Enquanto outros ativos enfrentam as intempéries da inflação e as oscilações dos mercados, as terras agrícolas permanecem como um porto seguro, resistente às turbulências financeiras. “Investimento é realmente a melhor palavra para descrever esse fenômeno: o que hoje é terra, amanhã é um contrato de longa duração de fornecimento de alimentos a indústrias e até mesmos a governos estrangeiros”, avalia Cardoso.

A percepção da importância estratégica de controlar a produção de commodities impulsionou o mercado de propriedades rurais, tornando-as ainda mais atrativas para investidores.

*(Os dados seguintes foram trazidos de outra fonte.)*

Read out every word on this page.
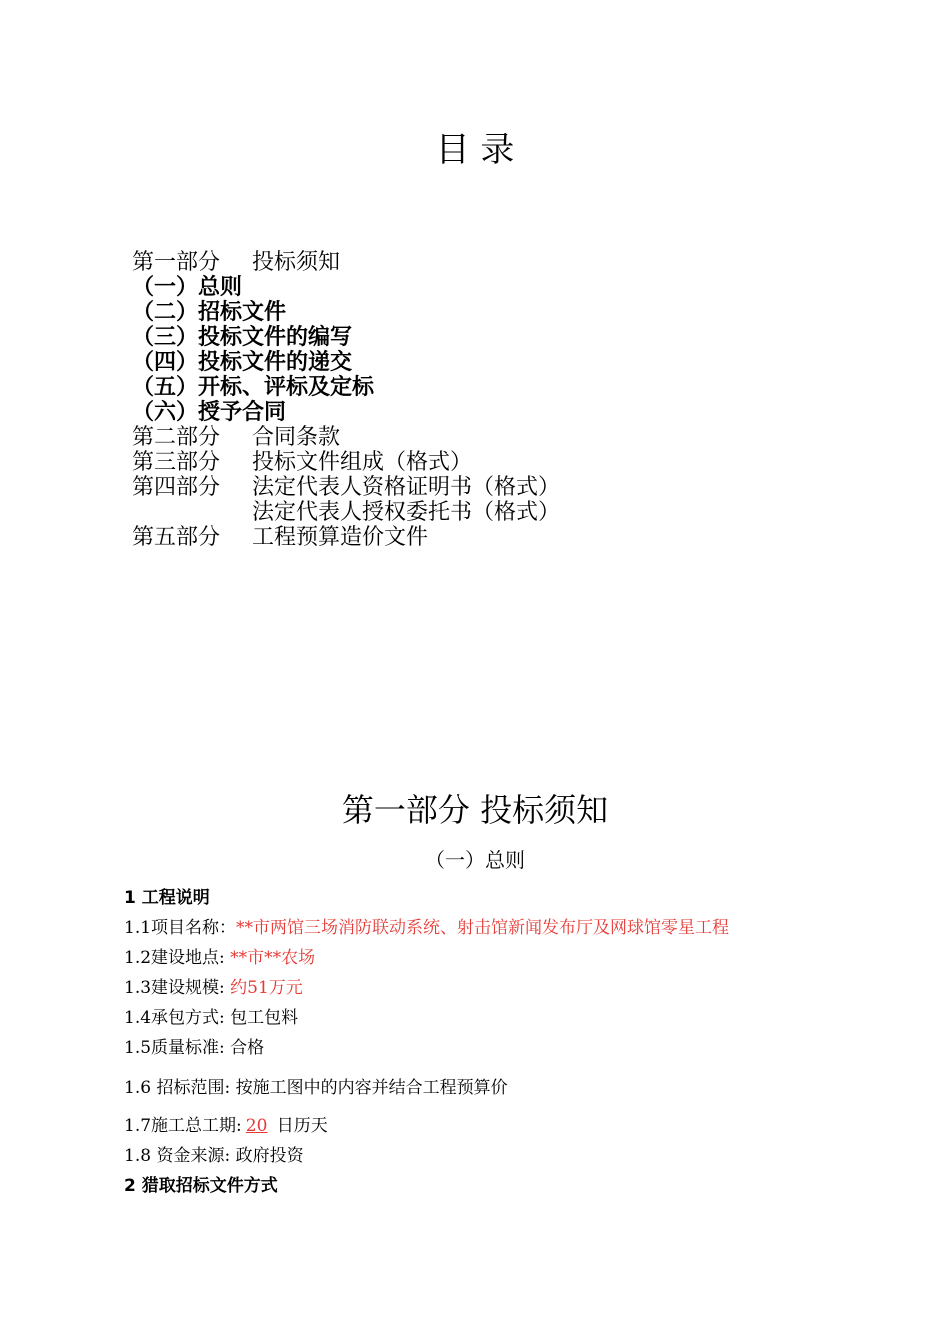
目 录
第一部分 投标须知
（一）总则
（二）招标文件
（三）投标文件的编写
（四）投标文件的递交
（五）开标、评标及定标
（六）授予合同
第二部分 合同条款
第三部分 投标文件组成（格式）
第四部分 法定代表人资格证明书（格式）
法定代表人授权委托书（格式）
第五部分 工程预算造价文件
第一部分 投标须知
（一）总则
1 工程说明
1.1项目名称：**市两馆三场消防联动系统、射击馆新闻发布厅及网球馆零星工程
1.2建设地点: **市**农场
1.3建设规模: 约51万元
1.4承包方式: 包工包料
1.5质量标准: 合格
1.6 招标范围: 按施工图中的内容并结合工程预算价
1.7施工总工期: 20 日历天
1.8 资金来源: 政府投资
2 猎取招标文件方式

Com a demanda por alimentos em ascensão, o valor das terras agrícolas disparou, especialmente nos Estados Unidos — onde o preço médio de 1 acre, equivalente à metade de um campo de futebol — mais que dobrou ao longo de uma década.

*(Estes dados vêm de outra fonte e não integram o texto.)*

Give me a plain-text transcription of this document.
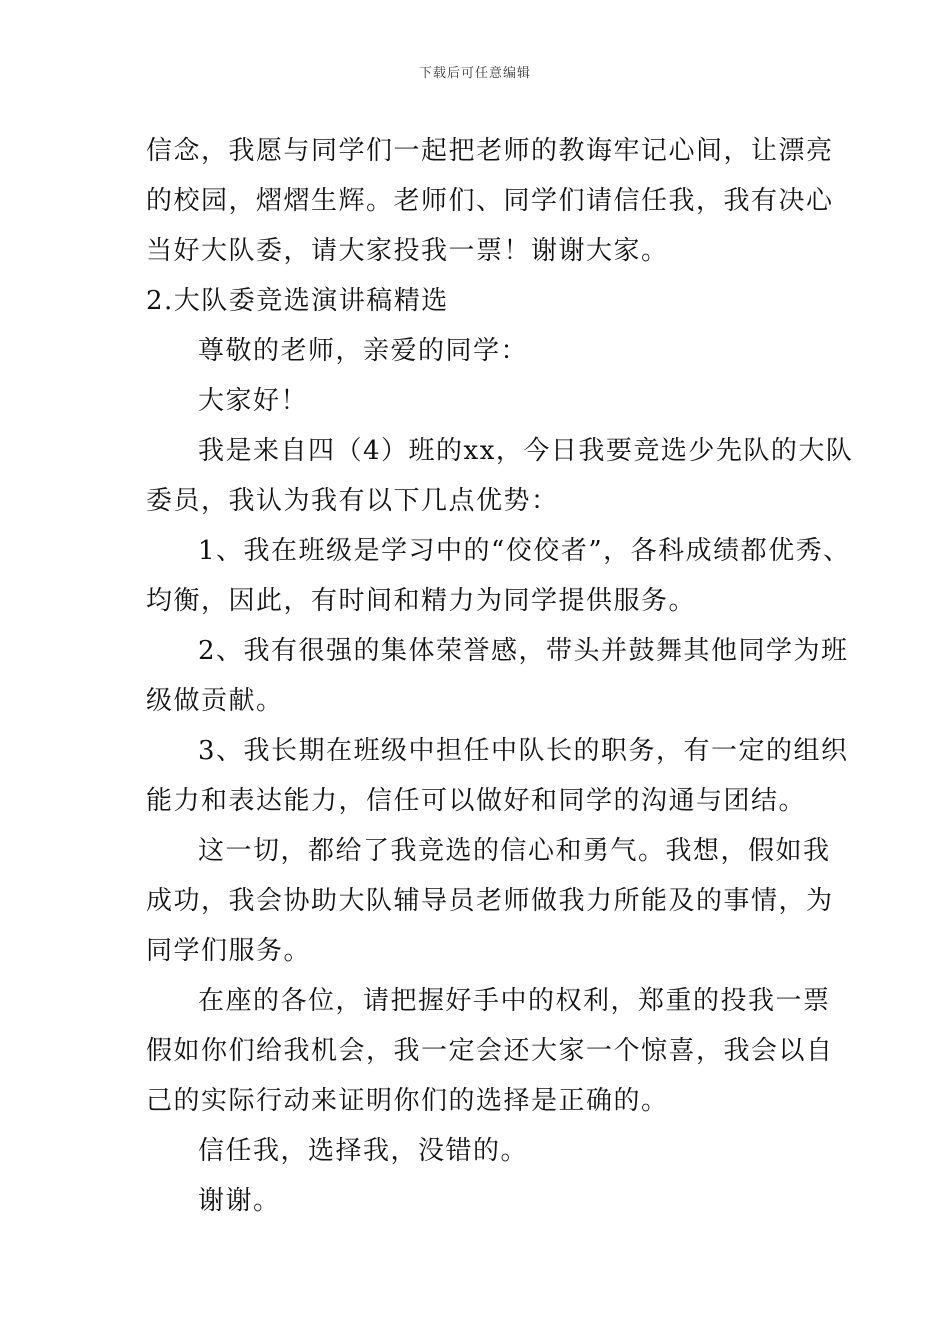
下载后可任意编辑

信念，我愿与同学们一起把老师的教诲牢记心间，让漂亮

的校园，熠熠生辉。老师们、同学们请信任我，我有决心

当好大队委，请大家投我一票！谢谢大家。

2.大队委竞选演讲稿精选

尊敬的老师，亲爱的同学：

大家好！

我是来自四（4）班的xx，今日我要竞选少先队的大队

委员，我认为我有以下几点优势：

1、我在班级是学习中的“佼佼者”，各科成绩都优秀、

均衡，因此，有时间和精力为同学提供服务。

2、我有很强的集体荣誉感，带头并鼓舞其他同学为班

级做贡献。

3、我长期在班级中担任中队长的职务，有一定的组织

能力和表达能力，信任可以做好和同学的沟通与团结。

这一切，都给了我竞选的信心和勇气。我想，假如我

成功，我会协助大队辅导员老师做我力所能及的事情，为

同学们服务。

在座的各位，请把握好手中的权利，郑重的投我一票

假如你们给我机会，我一定会还大家一个惊喜，我会以自

己的实际行动来证明你们的选择是正确的。

信任我，选择我，没错的。

谢谢。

No Brasil, a trajetória não é diferente, com um aumento de 60% nos últimos três anos, entre 2020 e 2022. “Hoje, o agronegócio representa aproximadamente 25% do PIB brasileiro. O consumo de alimentos e proteína animal no mundo só cresce, enquanto há menos terras agricultáveis na Europa, Ásia e Oriente Médio. Isso faz do Brasil um dos principais players do mercado mundial, por isso resolvemos investir nesse setor”, declara Fernando Balbino, diretor da área internacional do operador logístico IBL World.

(Sonhagro/Divulgação)

“A migração de investidores se deve em parte à crescente demanda por alimentos, biocombustíveis e outros produtos agrícolas e os investimentos de estrangeiros que aumentou nos últimos anos.”
Romário Alves, CEO e fundador da Sonhagro

Outra empresa que também resolveu apostar suas fichas e incorporar ao seu portifólio é a multinacional da área de logística Tracbel. “É uma estratégia do grupo de estar presente, principalmente de não ficar de fora daquele que é realmente o negócio mais importante da economia brasileira, que é o agronegócio”, explica Gidalto Santos, CEO do Grupo Tracbel.

Dinâmica

Os membros do Conselho Científico Agro Sustentável (CCAS) destacam que a disponibilidade de terras aráveis, especialmente as de alta qualidade, está se tornando escassa no mundo, especialmente com os desafios das mudanças climáticas e limitações hídricas.

Isso resulta em uma dinâmica de mercado onde a alta demanda encontra uma oferta limitada, levando a um aumento nos preços da terra.

Outros fatores contribuem para a continuidade desse interesse, como a integração lavoura-pecuária no Brasil, que tem possibilitado a recuperação de pastagens degradadas, aumentando o valor dessas terras.